Argento / Morricone: The Bird With The Crystal Plumage










"L'uccello dalle piume di cristallo" / "The Bird With The Crystal Plumage" (deutscher Titel "Das Geheimnis der schwarzen Handschuhe") aus dem Jahre 1970 war die erste Solo-Regiearbeit von Dario Argento. Als einer der ersten kommerziell erfolgreichen Giallo-Filme steht er am Beginn der Blütezeit des Genres zwischen 1970 und 1975. Phänomenal war die Popularität des Films in Italien: in einem Mailänder Kino lief er 3 1/2 Jahre lang. Eva Renzi betrachtete ihre Mitwirkung in diesem Film als Karriereselbstmord (natürlich war sie nie beeindruckender, vorher oder nachher), Argento wurde für sein sensationelles Debut als "italienischer Hitchcock" gefeiert.









Sam (Tony Musante) ist ein amerikanischer Schriftsteller, der auf der Suche nach Inspiration seinen Wohnsitz nach Rom verlegt hat, zusammen mit seiner Model-Freundin Julia (Suzy Kendall) wohnt er in einem Haus, das schon dem Abbruch geweiht ist, andere Mieter gibt es nicht mehr. Eines Nachts wird Sam Zeuge einer blutigen Attacke: in den hell erleuchteten Räumen einer Kunstgalerie sieht er durch die Glastür eine rothaarige Frau im Kampf mit einer Person, die schwarze Handschuhe und einen schwarzen Mantel trägt. Eine Klinge blitzt, Sam versucht, der Frau zu Hilfe zu eilen, doch die Glastür läßt sich nicht öffnen. Die Gestalt im schwarzen Mantel flieht, löst aber noch einen Alarm aus, durch den sich eine weitere gläserne Trennwand schließt, und Sam findet sich plötzlich eingeschlossen zwischen zwei großen Sicherheitsglastüren: so muß er machtlos mitansehen, wie die verwundete Frau blutend über den Boden kriecht, die Hand flehend nach ihm ausgestreckt. Im Glasgefängnis ist Sam unhörbar; endlich kann er einem Passanten bedeuten, die Polizei zu rufen. Die Frau wird gerettet. Es ist Monica Ranieri (Eva Renzi), die Frau des Galeriebesitzers Alberto Ranieri, der kurz nach der Polizei am Schauplatz erscheint. Die Eingangssequenzen des Films haben uns wissen lassen, daß im letzten Monat drei junge Frauen ermordet wurden, wir sahen Hände in schwarzen Handschuhen mit einer Kollektion von Stichwaffen, und so vermuten wir auch Monica als Opfer eines Serienkillers. Sam erklärt Inspector Morosini, "There was something wrong with that scene, something odd." Zunächst behandelt die Polizei Sam jedoch auch als Verdächtigen, und Morosini konfisziert Sams Passport.

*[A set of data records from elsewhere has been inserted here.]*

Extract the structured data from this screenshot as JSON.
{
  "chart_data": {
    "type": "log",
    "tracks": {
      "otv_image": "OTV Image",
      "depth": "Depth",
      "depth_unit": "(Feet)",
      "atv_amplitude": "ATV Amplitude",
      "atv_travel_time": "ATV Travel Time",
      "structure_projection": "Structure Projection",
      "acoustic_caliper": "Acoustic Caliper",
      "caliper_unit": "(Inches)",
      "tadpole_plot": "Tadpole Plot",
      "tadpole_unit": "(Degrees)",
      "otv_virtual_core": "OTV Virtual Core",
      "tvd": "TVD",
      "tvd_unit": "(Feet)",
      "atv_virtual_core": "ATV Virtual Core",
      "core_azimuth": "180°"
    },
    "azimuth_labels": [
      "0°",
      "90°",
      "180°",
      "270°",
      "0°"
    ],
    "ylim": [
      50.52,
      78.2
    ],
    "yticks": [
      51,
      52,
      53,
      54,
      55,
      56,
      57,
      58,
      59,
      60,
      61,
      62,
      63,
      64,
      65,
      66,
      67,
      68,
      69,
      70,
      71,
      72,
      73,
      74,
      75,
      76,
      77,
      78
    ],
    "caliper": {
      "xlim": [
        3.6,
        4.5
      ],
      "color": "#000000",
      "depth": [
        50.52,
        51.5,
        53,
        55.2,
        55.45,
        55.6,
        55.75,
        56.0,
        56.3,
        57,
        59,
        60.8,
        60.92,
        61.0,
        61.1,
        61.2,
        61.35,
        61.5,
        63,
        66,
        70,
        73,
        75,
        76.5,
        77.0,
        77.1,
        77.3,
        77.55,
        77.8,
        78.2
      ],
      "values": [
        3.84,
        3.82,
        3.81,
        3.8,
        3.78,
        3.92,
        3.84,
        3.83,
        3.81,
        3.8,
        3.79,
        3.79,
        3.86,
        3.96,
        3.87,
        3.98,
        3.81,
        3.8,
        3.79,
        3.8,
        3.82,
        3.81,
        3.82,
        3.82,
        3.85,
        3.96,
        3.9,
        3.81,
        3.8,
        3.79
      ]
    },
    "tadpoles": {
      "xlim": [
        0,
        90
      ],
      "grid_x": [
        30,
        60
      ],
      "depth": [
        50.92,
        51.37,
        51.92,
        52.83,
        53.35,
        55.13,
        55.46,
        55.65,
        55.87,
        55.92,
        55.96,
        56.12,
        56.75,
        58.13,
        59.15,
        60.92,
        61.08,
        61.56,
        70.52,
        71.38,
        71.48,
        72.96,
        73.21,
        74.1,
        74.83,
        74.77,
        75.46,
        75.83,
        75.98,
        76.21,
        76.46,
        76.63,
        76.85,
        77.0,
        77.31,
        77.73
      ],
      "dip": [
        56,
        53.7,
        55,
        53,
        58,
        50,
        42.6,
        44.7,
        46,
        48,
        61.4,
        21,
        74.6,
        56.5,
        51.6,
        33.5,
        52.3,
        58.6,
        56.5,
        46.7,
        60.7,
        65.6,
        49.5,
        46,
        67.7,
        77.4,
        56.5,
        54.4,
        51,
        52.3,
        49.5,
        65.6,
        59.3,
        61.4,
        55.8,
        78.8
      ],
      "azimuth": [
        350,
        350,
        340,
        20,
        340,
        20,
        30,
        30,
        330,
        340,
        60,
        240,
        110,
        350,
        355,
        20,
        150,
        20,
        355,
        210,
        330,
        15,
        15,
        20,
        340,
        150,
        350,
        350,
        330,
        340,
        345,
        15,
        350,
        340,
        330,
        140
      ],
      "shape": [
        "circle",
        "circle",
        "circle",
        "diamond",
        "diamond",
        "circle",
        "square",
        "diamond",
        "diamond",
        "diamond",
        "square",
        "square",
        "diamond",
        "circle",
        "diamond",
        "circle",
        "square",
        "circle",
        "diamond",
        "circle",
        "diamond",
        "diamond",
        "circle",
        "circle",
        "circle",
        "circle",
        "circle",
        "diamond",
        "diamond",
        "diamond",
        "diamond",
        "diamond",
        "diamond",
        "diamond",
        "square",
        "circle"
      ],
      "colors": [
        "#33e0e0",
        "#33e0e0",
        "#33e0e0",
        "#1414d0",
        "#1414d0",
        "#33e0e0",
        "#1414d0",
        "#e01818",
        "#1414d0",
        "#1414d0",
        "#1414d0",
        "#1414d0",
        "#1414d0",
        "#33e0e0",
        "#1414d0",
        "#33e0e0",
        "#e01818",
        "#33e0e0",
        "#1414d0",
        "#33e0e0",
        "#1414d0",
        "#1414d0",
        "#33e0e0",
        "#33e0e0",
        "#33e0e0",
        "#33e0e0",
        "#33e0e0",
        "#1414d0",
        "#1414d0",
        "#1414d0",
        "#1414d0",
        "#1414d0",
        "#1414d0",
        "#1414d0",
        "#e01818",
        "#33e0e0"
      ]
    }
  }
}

Die für den nächsten Tag geplante Rückkehr in die USA zerschlägt sich also mit dem klassischen Hitchcock-Szenario: ein Mann, der sich in einem fremden Land aufhält, gerät in Verdacht. Tatsächlich hofft der Inspektor jedoch auf Sam, der das Gefühl hat, daß ihm bei der Erinnerung an die Gewalttat ein entscheidendes Stück fehlt; Morosini glaubt, daß Sam tatsächlich das Gesicht des Killers gesehen hat und somit der einzige Zeuge ist. Bei den Morden gab es kein offensichtliches Motiv, und Morosini geht von einem maniac aus.   

Sam darf das Revier verlassen und entgeht schon auf dem Heimweg im Morgengrauen nur knapp einem Mordversuch. Der Inspektor teilt mit Sam von nun an seine Informationen, beteiligt ihn an der Investigation, und Sam, immer mehr in Bann gezogen, wird selbst zum Detektiv: die Szene, die er sah, wird zur Obsession, dieses entscheidende something odd, das zum Geheimnis führt; es wird ihm zur Obsession, den Killer zu finden. Noch mehr junge Frauen werden sadistisch ermordet, doch der mysteriöse Killer hat es nun vor allem auf Sam und Julia abgesehen.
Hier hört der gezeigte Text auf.